Marcus: Hey Drake, I love big girls, too. But Nicki Minaj isn’t a BBW. She’s plenty thick, but DEFINITELY not a BBW. And yeah man, you didn’t hit it, either, so shut up about big girls who suck d*** and go to dinner afterwards. You’re not about that life.
Drake’s the hottest girl in school right now.
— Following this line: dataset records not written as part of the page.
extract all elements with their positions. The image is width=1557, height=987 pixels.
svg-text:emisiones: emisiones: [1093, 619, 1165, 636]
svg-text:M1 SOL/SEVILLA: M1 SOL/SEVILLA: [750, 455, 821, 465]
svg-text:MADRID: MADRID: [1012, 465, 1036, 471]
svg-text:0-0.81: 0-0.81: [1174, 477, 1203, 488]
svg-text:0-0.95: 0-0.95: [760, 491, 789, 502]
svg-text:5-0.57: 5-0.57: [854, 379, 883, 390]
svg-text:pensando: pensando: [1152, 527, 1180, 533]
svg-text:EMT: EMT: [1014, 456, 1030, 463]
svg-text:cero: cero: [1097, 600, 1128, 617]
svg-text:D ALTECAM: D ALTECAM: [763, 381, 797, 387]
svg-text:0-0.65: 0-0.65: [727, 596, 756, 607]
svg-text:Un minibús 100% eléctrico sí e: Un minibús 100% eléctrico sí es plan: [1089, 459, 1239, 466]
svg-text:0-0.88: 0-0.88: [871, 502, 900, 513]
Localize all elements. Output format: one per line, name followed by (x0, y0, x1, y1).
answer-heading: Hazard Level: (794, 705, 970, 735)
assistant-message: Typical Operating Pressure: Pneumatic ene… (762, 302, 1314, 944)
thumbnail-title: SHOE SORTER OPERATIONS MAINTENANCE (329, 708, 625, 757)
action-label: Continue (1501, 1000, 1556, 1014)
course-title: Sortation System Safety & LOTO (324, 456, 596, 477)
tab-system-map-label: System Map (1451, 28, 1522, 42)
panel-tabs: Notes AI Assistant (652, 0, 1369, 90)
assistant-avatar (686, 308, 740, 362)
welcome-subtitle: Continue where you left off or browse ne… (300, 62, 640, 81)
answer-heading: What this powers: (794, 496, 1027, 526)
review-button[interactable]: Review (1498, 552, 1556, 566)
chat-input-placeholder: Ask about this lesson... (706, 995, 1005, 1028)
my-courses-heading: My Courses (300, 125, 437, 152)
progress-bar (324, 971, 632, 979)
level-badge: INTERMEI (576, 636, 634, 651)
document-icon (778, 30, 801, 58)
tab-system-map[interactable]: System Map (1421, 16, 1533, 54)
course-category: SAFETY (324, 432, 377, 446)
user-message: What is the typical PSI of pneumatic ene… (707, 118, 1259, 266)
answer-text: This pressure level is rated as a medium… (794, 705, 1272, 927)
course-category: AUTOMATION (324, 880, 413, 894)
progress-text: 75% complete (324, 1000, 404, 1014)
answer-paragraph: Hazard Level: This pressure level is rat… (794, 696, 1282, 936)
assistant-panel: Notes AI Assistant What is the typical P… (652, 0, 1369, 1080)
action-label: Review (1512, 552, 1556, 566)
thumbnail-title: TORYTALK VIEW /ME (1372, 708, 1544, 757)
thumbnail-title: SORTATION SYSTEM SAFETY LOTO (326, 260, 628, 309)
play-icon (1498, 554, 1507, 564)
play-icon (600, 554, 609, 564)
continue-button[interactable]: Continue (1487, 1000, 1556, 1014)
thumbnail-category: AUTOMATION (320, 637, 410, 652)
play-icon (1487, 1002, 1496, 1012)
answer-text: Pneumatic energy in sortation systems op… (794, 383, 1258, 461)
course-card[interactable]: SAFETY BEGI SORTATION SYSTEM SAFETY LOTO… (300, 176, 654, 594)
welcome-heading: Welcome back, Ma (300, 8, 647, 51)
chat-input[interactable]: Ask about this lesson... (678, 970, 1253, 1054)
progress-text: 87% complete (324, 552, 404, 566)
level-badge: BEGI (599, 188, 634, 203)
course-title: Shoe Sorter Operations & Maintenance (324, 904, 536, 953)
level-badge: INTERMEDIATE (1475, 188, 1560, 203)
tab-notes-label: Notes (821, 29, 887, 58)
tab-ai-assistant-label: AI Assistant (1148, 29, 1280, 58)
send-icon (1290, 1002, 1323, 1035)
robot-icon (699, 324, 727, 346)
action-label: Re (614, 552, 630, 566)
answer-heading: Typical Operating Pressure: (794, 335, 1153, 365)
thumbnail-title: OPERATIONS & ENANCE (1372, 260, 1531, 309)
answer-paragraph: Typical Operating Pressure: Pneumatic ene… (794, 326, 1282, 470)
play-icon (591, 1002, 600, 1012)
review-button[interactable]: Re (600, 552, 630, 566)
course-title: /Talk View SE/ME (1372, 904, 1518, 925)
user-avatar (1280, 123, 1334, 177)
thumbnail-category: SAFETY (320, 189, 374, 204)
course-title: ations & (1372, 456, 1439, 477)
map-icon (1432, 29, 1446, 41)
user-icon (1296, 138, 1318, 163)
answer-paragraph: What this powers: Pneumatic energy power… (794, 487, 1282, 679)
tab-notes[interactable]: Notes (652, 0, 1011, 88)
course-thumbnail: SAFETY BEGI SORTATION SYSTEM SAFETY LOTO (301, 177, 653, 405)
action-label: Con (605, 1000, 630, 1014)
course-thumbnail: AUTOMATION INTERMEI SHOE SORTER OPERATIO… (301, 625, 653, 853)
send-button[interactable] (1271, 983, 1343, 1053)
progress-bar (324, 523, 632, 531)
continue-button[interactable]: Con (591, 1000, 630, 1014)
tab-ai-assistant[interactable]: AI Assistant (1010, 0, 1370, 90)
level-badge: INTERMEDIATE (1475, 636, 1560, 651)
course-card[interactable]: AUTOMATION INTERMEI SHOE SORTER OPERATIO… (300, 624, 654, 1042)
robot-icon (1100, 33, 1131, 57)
Everybody thinks that he’s getting it in, but in all reality he’s going home alone, sitting in his closet, banging his head against a shelf, and waiting for the magic dust to fall on his head as he says, “I wanna be Pimp C…I wanna be Pimp C…I wann…” Wait. That’s the plot of the film 13 Going On 30 and not the real-life motivations of the best rapper in the game, right? No, that description apparently absolutely, positively applies to Drake, and, yeah…Drake-as-Jennifer Garner is gifted, but definitely all-of-the-way odd right now.
Nicki? Well, she’s got a big ass and a sudden penchant for telling all of the truth, so she’s become the patron saint of white girls getting root canals who love Ellen Degeneres, too. Minaj is a great rapper, but none of this is really about the bars, right? I mean Chris Brown is on the hook and Weezy’s doing the Migos flow, so, yeah…no points there, and shit. Rap is more of a soap opera than art form in the mainstream these days, huh? What a weird fucking song.
Phelps: Chris Brown just makes everything so, so much worse. An ever present negative energy that stands out even against this boring track that all artists undoubtedly thought would be provocative. Drake’s monotone raps about staid sex across the same Hollywood streets where Brown caved Rihanna’s face in? Nah, I’m good.
Jose: This song has no redeeming qualities.